I ask 100 people to solve a puzzle and measure the time each takes.
If I use Monte Carlo forecasting based on the results, it will likely give me a pretty good projection of how the next 100 people will take to complete the puzzle.
If I apply Monte Carlo to forecast how long it will take those same 100 people to complete the same puzzle again it will likely get it completely wrong as some of them will likely get quicker learning from the first attempt.
Forecasting is Hard
The problem is that in most cases Software delivery is uncertain, most software products are complex and the complexity varies from story to story. Work varies, early stories differ in composition, size and scope from later stories, we don’t order work in a manner that balances effort or delivery time, we order based on maximising value. Work evolves, we respond to feedback and we update. We learn, the first time we see a particular problem we may struggle but the next time it is a breeze. As a consequence forecasting is very very hard to do.

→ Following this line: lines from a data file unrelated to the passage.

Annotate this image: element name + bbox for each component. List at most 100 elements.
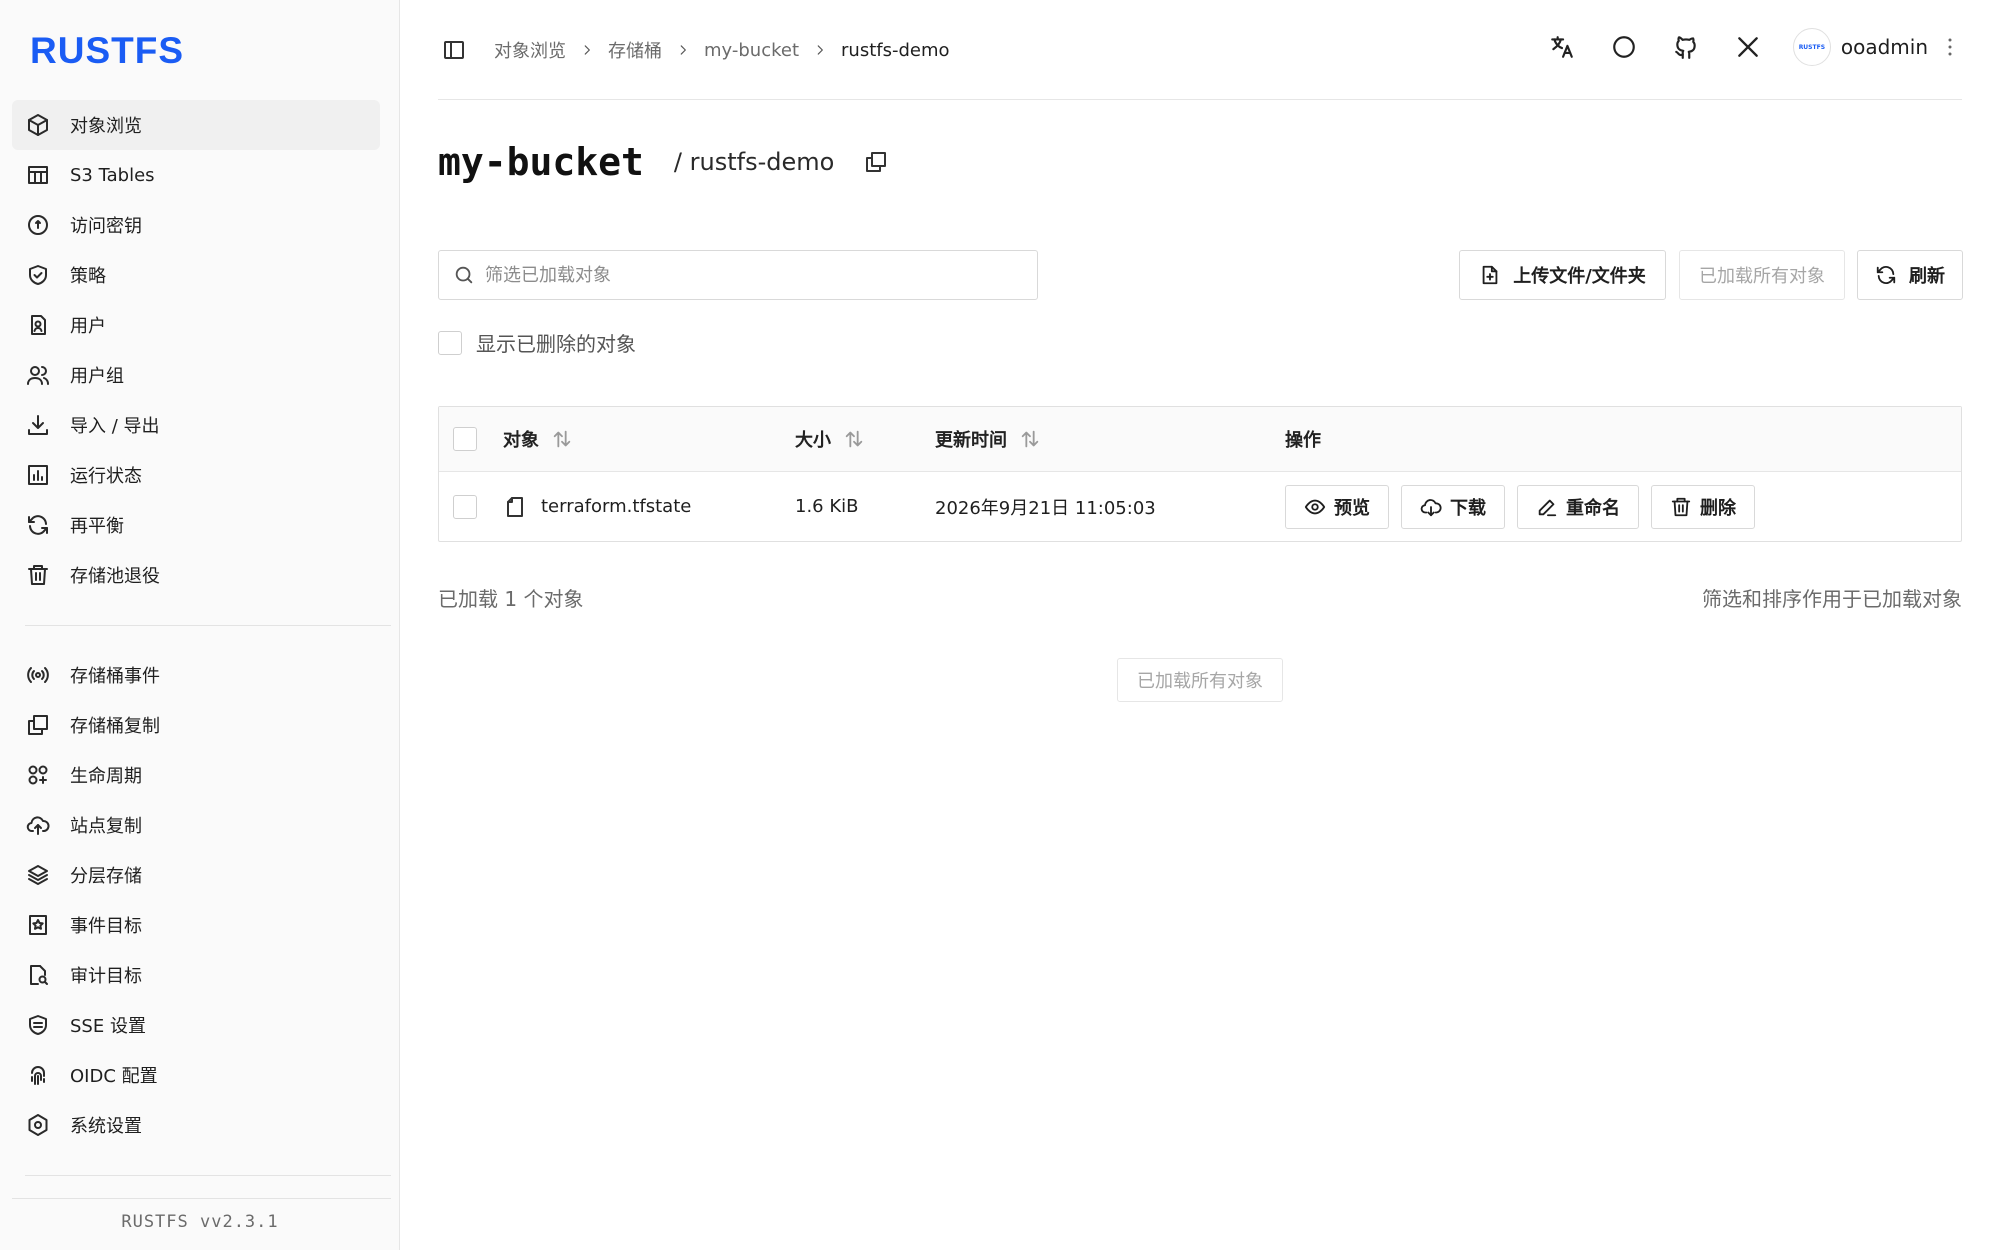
breadcrumb-buckets[interactable]: 存储桶 [608, 37, 662, 63]
translate-icon[interactable] [1549, 34, 1575, 60]
column-label: 操作 [1285, 430, 1321, 451]
file-plus-icon [1482, 265, 1498, 285]
show-deleted-toggle[interactable]: 显示已删除的对象 [438, 328, 636, 357]
sidebar-item-label: 用户组 [70, 366, 124, 387]
sidebar-item-s3-tables[interactable]: S3 Tables [12, 150, 380, 200]
cloud-download-icon [1420, 498, 1442, 516]
username: ooadmin [1840, 35, 1928, 59]
select-all-checkbox[interactable] [453, 427, 477, 451]
sidebar-item-label: 事件目标 [70, 916, 142, 937]
sidebar-nav: 对象浏览 S3 Tables 访问密钥 策略 用户 用户组 导入 / 导出 运行… [12, 100, 391, 1150]
sidebar-item-oidc-config[interactable]: OIDC 配置 [12, 1050, 380, 1100]
sort-icon[interactable] [551, 428, 573, 450]
column-header-name[interactable]: 对象 [503, 407, 573, 471]
column-label: 大小 [795, 430, 831, 451]
column-header-updated[interactable]: 更新时间 [935, 407, 1041, 471]
current-path: / rustfs-demo [673, 148, 835, 176]
sidebar-item-pool-decommission[interactable]: 存储池退役 [12, 550, 380, 600]
object-name[interactable]: terraform.tfstate [541, 496, 691, 517]
sidebar-item-lifecycle[interactable]: 生命周期 [12, 750, 380, 800]
search-input-wrapper[interactable] [438, 250, 1038, 300]
pencil-icon [1538, 499, 1557, 516]
more-vertical-icon[interactable] [1938, 35, 1962, 59]
load-all-button[interactable]: 已加载所有对象 [1679, 250, 1845, 300]
table-row[interactable]: terraform.tfstate 1.6 KiB 2026年9月21日 11:… [439, 472, 1961, 541]
sidebar-footer-divider [25, 1175, 391, 1176]
trash-icon [28, 565, 48, 585]
sidebar-item-import-export[interactable]: 导入 / 导出 [12, 400, 380, 450]
sidebar-item-system-settings[interactable]: 系统设置 [12, 1100, 380, 1150]
table-header: 对象 大小 更新时间 操作 [439, 407, 1961, 472]
preview-button-label: 预览 [1334, 497, 1370, 519]
user-menu[interactable]: RUSTFS ooadmin [1792, 28, 1962, 66]
sort-icon[interactable] [1019, 428, 1041, 450]
rename-button[interactable]: 重命名 [1517, 484, 1639, 529]
x-twitter-icon[interactable] [1735, 34, 1761, 60]
sidebar-item-label: 系统设置 [70, 1116, 142, 1137]
sidebar-item-label: 存储桶事件 [70, 666, 160, 687]
cube-icon [28, 114, 48, 136]
hex-settings-icon [28, 1114, 48, 1136]
object-updated-cell: 2026年9月21日 11:05:03 [935, 472, 1156, 541]
github-icon[interactable] [1673, 34, 1699, 60]
refresh-button-label: 刷新 [1909, 266, 1945, 287]
row-checkbox[interactable] [453, 494, 477, 519]
star-bookmark-icon [29, 915, 47, 935]
column-header-size[interactable]: 大小 [795, 407, 865, 471]
breadcrumb-object-browser[interactable]: 对象浏览 [494, 37, 566, 63]
chevron-right-icon [584, 45, 590, 55]
row-select-cell [453, 472, 477, 541]
bucket-name: my-bucket [438, 140, 644, 184]
rustfs-logo[interactable]: RUSTFS [30, 30, 184, 72]
sidebar-item-label: 用户 [70, 316, 106, 337]
sidebar-item-event-targets[interactable]: 事件目标 [12, 900, 380, 950]
load-all-status-button[interactable]: 已加载所有对象 [1117, 658, 1283, 702]
download-button[interactable]: 下载 [1401, 484, 1505, 529]
sidebar-footer-divider-2 [12, 1198, 391, 1199]
breadcrumb-bucket[interactable]: my-bucket [704, 40, 799, 61]
sidebar-item-object-browser[interactable]: 对象浏览 [12, 100, 380, 150]
sidebar-item-label: 访问密钥 [70, 216, 142, 237]
sidebar-item-audit-targets[interactable]: 审计目标 [12, 950, 380, 1000]
cloud-upload-icon [26, 816, 50, 835]
sidebar-item-sse-settings[interactable]: SSE 设置 [12, 1000, 380, 1050]
upload-button-label: 上传文件/文件夹 [1513, 266, 1646, 287]
sidebar-item-label: SSE 设置 [70, 1016, 146, 1037]
sidebar-toggle-icon[interactable] [442, 38, 466, 62]
preview-button[interactable]: 预览 [1285, 484, 1389, 529]
sidebar-item-users[interactable]: 用户 [12, 300, 380, 350]
sidebar-item-access-keys[interactable]: 访问密钥 [12, 200, 380, 250]
sidebar-item-health[interactable]: 运行状态 [12, 450, 380, 500]
header-actions: RUSTFS ooadmin [1513, 28, 1962, 66]
delete-button[interactable]: 删除 [1651, 484, 1755, 529]
refresh-icon [1876, 266, 1896, 284]
show-deleted-checkbox[interactable] [438, 330, 462, 355]
object-name-cell[interactable]: terraform.tfstate [503, 472, 691, 541]
theme-toggle-icon[interactable] [1611, 34, 1637, 60]
delete-button-label: 删除 [1700, 497, 1736, 519]
shield-check-icon [29, 265, 47, 285]
refresh-button[interactable]: 刷新 [1857, 250, 1963, 300]
sort-icon[interactable] [843, 428, 865, 450]
copy-path-icon[interactable] [864, 150, 888, 174]
breadcrumb: 对象浏览 存储桶 my-bucket rustfs-demo [494, 37, 950, 63]
sidebar-item-label: 策略 [70, 266, 106, 287]
encryption-icon [29, 1015, 47, 1035]
sidebar-item-label: 存储池退役 [70, 566, 160, 587]
sidebar-item-bucket-replication[interactable]: 存储桶复制 [12, 700, 380, 750]
sidebar-item-site-replication[interactable]: 站点复制 [12, 800, 380, 850]
chevron-right-icon [680, 45, 686, 55]
sidebar-item-rebalance[interactable]: 再平衡 [12, 500, 380, 550]
top-bar: 对象浏览 存储桶 my-bucket rustfs-demo RUSTFS oo… [438, 0, 1962, 100]
upload-button[interactable]: 上传文件/文件夹 [1459, 250, 1666, 300]
sidebar-item-tiering[interactable]: 分层存储 [12, 850, 380, 900]
sidebar-item-policies[interactable]: 策略 [12, 250, 380, 300]
sidebar-item-label: 存储桶复制 [70, 716, 160, 737]
download-tray-icon [28, 415, 48, 435]
lifecycle-icon [28, 765, 48, 785]
sidebar-item-groups[interactable]: 用户组 [12, 350, 380, 400]
bar-chart-icon [28, 465, 48, 485]
search-input[interactable] [485, 264, 1025, 286]
sidebar-item-bucket-events[interactable]: 存储桶事件 [12, 650, 380, 700]
sidebar-item-label: 导入 / 导出 [70, 416, 160, 437]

NoEstimates helped a lot, we discovered that upfront estimating stories only gave us a marginal gain in accuracy for an upfront cost, and that by simply counting stories and measuring throughput we can get an adequate level of predictability, if we accept and understand the limitations.

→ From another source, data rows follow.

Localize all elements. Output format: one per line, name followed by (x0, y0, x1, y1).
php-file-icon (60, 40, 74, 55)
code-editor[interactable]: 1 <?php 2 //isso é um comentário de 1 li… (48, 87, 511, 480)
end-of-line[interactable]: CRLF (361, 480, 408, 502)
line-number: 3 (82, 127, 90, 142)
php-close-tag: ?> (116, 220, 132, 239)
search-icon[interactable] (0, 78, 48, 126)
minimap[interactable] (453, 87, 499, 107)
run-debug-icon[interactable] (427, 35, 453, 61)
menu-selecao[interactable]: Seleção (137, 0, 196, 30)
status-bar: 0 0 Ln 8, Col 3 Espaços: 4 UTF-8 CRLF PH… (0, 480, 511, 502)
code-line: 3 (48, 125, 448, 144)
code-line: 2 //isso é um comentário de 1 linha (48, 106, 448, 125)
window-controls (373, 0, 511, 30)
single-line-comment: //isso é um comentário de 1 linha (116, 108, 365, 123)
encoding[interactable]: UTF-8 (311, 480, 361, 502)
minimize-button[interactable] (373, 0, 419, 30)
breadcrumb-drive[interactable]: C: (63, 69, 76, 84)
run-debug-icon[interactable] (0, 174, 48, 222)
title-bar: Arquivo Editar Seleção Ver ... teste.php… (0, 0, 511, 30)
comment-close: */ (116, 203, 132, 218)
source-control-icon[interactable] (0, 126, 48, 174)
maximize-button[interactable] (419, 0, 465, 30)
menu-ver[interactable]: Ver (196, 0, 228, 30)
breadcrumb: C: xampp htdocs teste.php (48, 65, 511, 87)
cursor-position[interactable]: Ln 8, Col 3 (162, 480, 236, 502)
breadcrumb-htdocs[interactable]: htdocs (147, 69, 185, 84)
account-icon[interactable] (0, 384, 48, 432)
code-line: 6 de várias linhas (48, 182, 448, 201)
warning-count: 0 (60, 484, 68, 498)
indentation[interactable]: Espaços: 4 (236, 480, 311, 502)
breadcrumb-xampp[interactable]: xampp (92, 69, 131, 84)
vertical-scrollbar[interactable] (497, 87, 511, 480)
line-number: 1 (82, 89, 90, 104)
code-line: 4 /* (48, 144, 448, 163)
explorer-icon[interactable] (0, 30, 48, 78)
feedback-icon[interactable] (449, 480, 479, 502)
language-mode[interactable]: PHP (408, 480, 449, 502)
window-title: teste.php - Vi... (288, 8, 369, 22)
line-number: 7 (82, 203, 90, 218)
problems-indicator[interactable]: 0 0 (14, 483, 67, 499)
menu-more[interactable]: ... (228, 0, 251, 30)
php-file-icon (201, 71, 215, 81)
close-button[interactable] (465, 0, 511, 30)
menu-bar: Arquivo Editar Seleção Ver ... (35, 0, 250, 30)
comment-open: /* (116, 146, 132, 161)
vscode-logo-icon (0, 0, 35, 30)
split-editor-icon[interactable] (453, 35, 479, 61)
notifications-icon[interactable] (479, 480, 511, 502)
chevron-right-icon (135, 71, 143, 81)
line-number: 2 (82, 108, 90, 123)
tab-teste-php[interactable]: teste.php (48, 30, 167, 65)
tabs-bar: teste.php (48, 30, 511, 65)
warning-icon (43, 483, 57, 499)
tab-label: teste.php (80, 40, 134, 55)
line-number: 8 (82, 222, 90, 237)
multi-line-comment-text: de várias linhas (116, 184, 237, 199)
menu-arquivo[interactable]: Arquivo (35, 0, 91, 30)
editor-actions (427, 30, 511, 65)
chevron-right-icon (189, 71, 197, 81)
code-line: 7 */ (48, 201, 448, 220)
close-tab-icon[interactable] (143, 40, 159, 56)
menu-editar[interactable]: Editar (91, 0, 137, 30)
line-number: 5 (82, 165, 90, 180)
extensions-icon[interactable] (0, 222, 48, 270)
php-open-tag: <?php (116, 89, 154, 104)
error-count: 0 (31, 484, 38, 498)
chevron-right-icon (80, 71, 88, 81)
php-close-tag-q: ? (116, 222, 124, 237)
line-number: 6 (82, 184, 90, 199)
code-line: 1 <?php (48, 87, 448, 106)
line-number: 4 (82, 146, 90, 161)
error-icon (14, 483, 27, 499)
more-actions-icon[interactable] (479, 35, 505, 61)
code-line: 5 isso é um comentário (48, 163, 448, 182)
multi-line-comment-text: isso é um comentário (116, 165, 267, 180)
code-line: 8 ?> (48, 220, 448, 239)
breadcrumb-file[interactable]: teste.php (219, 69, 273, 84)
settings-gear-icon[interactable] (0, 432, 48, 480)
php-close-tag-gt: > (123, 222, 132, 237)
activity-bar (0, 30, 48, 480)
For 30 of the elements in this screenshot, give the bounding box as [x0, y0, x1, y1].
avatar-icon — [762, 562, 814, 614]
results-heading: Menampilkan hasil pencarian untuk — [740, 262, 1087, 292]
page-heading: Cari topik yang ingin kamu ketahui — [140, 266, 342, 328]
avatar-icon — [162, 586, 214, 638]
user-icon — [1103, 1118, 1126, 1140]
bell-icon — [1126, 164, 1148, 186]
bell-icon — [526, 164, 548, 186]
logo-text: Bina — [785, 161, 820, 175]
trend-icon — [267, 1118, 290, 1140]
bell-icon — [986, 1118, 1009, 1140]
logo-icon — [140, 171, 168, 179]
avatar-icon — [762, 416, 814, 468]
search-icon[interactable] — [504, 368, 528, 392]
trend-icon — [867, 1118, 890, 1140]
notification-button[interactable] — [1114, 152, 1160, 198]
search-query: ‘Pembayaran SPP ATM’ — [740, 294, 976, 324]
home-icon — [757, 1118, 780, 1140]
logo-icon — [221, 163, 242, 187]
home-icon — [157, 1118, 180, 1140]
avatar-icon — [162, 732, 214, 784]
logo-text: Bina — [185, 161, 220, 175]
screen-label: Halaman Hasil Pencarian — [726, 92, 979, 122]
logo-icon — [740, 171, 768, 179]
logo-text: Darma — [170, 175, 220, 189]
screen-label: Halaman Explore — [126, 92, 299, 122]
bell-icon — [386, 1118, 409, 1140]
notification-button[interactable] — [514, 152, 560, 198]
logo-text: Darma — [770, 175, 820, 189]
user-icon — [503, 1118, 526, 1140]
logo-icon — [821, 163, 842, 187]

Whenever I see a forecast written out to two decimal places, I cannot help but wonder if there is a misunderstanding of the limitations of the data, and an illusion of precision.

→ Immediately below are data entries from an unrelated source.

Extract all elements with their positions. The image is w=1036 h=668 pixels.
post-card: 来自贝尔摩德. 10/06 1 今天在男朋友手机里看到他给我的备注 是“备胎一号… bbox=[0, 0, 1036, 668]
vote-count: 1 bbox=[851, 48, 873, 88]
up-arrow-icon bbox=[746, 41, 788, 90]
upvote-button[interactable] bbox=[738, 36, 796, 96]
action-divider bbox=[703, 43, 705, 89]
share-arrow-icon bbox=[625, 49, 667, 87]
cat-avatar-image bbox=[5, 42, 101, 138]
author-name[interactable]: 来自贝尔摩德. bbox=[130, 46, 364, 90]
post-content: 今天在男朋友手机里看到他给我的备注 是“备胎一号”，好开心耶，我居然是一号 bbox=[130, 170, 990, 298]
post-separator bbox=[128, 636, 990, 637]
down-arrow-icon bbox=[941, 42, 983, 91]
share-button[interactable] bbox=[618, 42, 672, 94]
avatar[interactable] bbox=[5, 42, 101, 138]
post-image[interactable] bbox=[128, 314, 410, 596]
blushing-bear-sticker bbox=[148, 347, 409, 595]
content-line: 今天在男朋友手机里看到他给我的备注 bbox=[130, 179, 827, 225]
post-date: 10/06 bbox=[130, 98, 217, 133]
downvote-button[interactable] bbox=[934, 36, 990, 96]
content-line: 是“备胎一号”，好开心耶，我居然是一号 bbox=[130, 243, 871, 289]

Accurate Forecasting of Software Products is Snake Oil
I am being a touch cynical but it is my experience that in most cases of people using Monte Carlo Simulations for software delivery forecasting it is being used by people that do not fully understand the tool, and the results are being presented to people that do not understand the limitations.
- I see people repeatedly tweak the settings until they get the answer they want,
- others excluding data they don’t like
- others making forecasts based on sample sizes of 6 stories
- Many more based on backlogs or stories that include work that will be broken down at the point the work starts
- or on backlogs excluding the possibility of new work being added (customer requests or bugs)
And those receiving the predictions believe that when the results say that there is a 90% confidence of hitting a particular date that they are completely unaware and uninformed of the assumptions behind that 90% figure or how it is calculated and there will be a great deal of expectation management needed to fix it later.
I much prefer a simple moving average based on story count, nearly anyone can understand the numbers and the expectations and assertions of precision are absent so the expectation of accuracy is reduced. Good healthy conversation is invited about what might impact the product and it is very easy to see what could be done if the resulting forecast is beyond expectations.
Other than for a desire to dazzle someone with smoke and mirrors or to create false confidence, I struggle to see many situations where Monte Carlo adds any value over and above that which can be achieved with simple calculations. For me there is far more value in everyone understanding the calculation and limitations.
In the right context and for the right audience the Monte Carlo Method and the simulations are hugely valuable and can be used to great effect. But ensure you understand how and when to use them.
A forecast is only useful if it is data that can be used to make an informed decision to take action.
If you do not fully understand how Monte Carlo Simulations work (including the assumptions and limitations), OR if those you are presenting to, do not fully understand how Monte Carlo Simulations work or it’s limitations then be wary that you are not simply baffling your audience with graphs rather than presenting them with valuable information they can act on. They could be making ill-informed decisions.